Pension tax breaks are still quite generous, even though the amount you can save this way has reduced considerably. Pensions are the most efficient significant form of savings, according to a think-tank known as the Institute of Fiscal Studies. As is the case with ISAs, there’s potential to save in pensions on behalf of children. A maximum annual contribution of £2,880 is topped up to £3,600 because of tax relief.

  1. Digital Tax

Starting April, an additional £2,000 of earnings from trading income or property can also be protected. The 2 new £1,000 allowances are targeted towards people using websites such as Airbnb for renting out rooms in their homes and using platforms such as eBay to sell items according to Vatglobal. The tax breaks were designed to benefit the micro-entrepreneurs that either rent out their homes via the Internet or sell services online.

  1. VCTs/EIS

Venture Capital Trusts (VCTs) and Enterprise Investment Schemes (EIS) that invest in small, but higher risks firms can be an excellent source of tax relief especially for the high earners.

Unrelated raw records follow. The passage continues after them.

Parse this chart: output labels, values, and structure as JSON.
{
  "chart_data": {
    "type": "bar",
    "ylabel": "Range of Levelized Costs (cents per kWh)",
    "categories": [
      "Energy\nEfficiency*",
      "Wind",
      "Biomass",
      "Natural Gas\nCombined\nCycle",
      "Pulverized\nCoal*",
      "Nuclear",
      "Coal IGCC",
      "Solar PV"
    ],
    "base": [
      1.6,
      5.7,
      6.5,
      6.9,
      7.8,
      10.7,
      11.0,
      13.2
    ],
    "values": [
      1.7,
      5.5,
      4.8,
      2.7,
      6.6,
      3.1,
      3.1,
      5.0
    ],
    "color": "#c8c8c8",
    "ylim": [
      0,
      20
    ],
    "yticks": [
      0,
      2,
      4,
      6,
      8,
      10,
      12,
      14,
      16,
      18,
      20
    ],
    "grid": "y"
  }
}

EIS investments that aree held for at least 2 years generally also qualify for inheritance tax relief as do unquoted shares and other business assets. It is referred to as “business property relief” and it costs the government £585 million annually while the agricultural land inheritance tax relief costs the government an additional £450 million annually.

  1. Charitable Giving

If you earn over the £43,000 higher-rate threshold, you may be able to reduce your tax bill using tax relief on charitable giving, with the benefit being split between the taxpayer and the charity. Community amateur sports clubs and charities can claim an additional 25 pence for every £1 given by taxpayers using “gift aid”. A higher-rate taxpayer can then use the tax return to claim back an additional 25 pence.

  1. Inheritance Tax

The introduction of rules in April scrapping the inheritance tax on family homes worth up to £1 million is quite generous and will cost £940 million annually by 2021.

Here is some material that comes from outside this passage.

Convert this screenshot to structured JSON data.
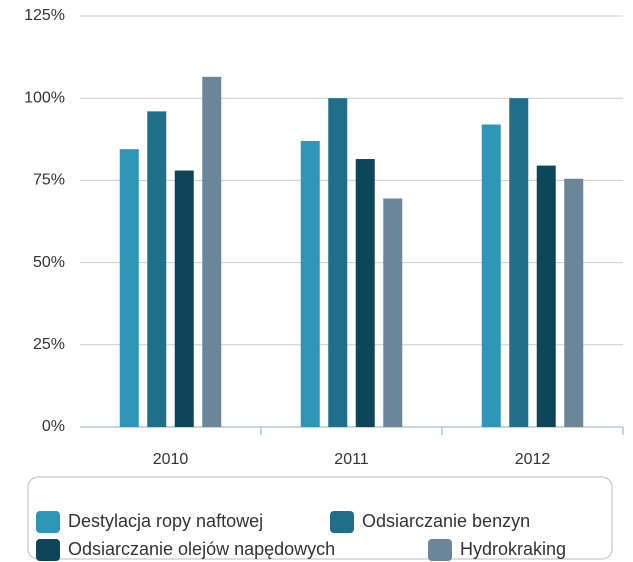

The people that can afford to give away their assets use the “7-year rule” as the mainstay of inheritance planning. While it is commonly known that gifts made are exempted from inheritance tax if you live for an additional 7 years, tax advisers say than an often forgotten exemption is that of regular giving. If you establish a pattern of gifts, they are likely to be exempted from tax from the very start if you prove that your standard of living was not affected by giving away the money.

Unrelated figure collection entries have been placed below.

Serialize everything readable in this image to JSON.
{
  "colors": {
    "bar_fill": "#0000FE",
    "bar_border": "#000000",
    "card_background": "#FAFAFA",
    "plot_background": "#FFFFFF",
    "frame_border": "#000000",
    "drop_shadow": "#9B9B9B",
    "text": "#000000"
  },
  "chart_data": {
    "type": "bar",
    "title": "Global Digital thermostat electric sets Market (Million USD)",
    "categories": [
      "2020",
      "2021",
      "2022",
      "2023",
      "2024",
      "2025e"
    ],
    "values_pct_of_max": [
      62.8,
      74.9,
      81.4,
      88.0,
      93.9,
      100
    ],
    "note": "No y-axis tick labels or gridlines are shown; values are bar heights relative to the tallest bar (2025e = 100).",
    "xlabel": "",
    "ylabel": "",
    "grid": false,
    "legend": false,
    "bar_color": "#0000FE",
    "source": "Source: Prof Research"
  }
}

  1. Family Limited Partnerships

Family limited partnerships have become a great alternative to trusts since they are tax-efficient. Trusts are now taxed heavily. The family limited partnerships give an element of control to families that wish to hand down assets to the younger generation by allowing parents to dictate when to hand money down to youngsters. The money transferred into such partnerships does not attract inheritance tax as long as the donor lives for a further 7 years. However, it is important to be wary of traps when using this type of vehicle and it is a great option for the well-advised and the wealthy.

  1. Salary Sacrifice

The opportunities for tax avoidance on employment years have shrunk drastically in recent years, but it’s still possible for employees to save tax by exchanging pay for perks. In spite of planned cuts to “salary sacrifice” schemes, there are still opportunities for making savings on childcare, pensions, ultra-low emission vehicles, and cycle-to-work schemes.